Github PK Tool:Github PK Tool

How to play all stages in `SuperMarioBros-v0` but using models trained in separate stages?

terryzhao127 opened this issue · comments

Is your feature request related to a problem? Please describe.

I've trained models to play through the game. However, there are 32 models to play the 32 separate stages. I cannot let the trained agent play in the SuperMarioBros-v0 from the first stage to the last stage. In other words, is there any way to make the trained agent play in a environment with no any skipped frames, while the should-be-skipped frames can be implied by info. Then, a complete game can be rendered from the start screen to the last frame that Mario saves the princess.

Describe the solution you'd like

The modified environment should be run like this:

    while True:
        if not should_skip(info):
              action = model(state)
        else:
              action = 0
        state, reward, done, info = env.step(action)
        env.render()

Describe alternatives you've considered

Actually I've tried two ways to solve the problem:

  1. Add a _should_skip_during_steps function into smb_env.py, which is called by _get_info.
    In this method, the agent does NOOP every time a should-be-skipped step is found. And the _should_skip_during_steps is implemented using skip conditions located in self._skip_xxx() functions. However, the NOOP skip is not the same way the self._skip_xxx() functions do. More frames are skipped, then the first frame after the skipped frames is not the excatly same as that is returned by a plain SuperMarioBros-v0 environment.
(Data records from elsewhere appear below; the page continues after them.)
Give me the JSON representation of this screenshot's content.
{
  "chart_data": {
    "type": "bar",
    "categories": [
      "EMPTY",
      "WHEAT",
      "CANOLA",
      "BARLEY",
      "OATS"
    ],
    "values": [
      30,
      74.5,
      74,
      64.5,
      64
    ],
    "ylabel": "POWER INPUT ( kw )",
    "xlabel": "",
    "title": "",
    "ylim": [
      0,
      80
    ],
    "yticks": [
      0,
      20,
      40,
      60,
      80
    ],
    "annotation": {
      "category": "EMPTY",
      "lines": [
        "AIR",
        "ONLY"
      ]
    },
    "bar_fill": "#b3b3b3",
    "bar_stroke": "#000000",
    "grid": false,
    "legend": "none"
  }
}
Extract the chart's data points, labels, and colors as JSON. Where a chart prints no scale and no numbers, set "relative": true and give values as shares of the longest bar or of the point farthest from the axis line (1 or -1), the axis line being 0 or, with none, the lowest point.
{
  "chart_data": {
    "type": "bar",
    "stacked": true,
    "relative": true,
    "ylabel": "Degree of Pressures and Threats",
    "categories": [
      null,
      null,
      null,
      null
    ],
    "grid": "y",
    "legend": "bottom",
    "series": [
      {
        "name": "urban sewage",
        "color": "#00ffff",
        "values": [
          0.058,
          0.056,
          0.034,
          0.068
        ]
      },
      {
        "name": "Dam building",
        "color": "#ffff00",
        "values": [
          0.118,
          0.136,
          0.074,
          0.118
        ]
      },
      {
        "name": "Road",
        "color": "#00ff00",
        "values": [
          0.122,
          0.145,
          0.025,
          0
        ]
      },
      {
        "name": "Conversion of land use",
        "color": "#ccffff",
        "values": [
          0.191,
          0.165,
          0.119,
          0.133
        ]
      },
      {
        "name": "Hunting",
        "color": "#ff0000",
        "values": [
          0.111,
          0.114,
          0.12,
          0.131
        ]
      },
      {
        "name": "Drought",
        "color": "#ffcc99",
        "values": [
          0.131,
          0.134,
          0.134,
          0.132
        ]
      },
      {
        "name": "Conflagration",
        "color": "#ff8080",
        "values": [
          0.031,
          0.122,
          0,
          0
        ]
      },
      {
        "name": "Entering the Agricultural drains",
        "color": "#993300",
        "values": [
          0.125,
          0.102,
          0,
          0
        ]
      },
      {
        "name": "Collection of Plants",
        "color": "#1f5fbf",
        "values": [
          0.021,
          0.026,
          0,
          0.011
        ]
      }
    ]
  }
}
The little trivial difference is non-trivial to the reinforcement model, which leads to failure in the gameplay afterwards.
  2. Ignore the skipped frames. Just play in the SuperMarioBros-v0 but change the loaded model every time a new stage is detected in info.
    In this method, the agent starts to fail after entering 1-2 from 1-1. Apparently the begining state in SuperMarioBros-1-2-v0 is not the same as that is returned in the SuperMarioBros-v0 after skipped frames.

Can anyone help me run the code on Windows 10 i am unable to run it which file is the main i have satisifed all the requirements!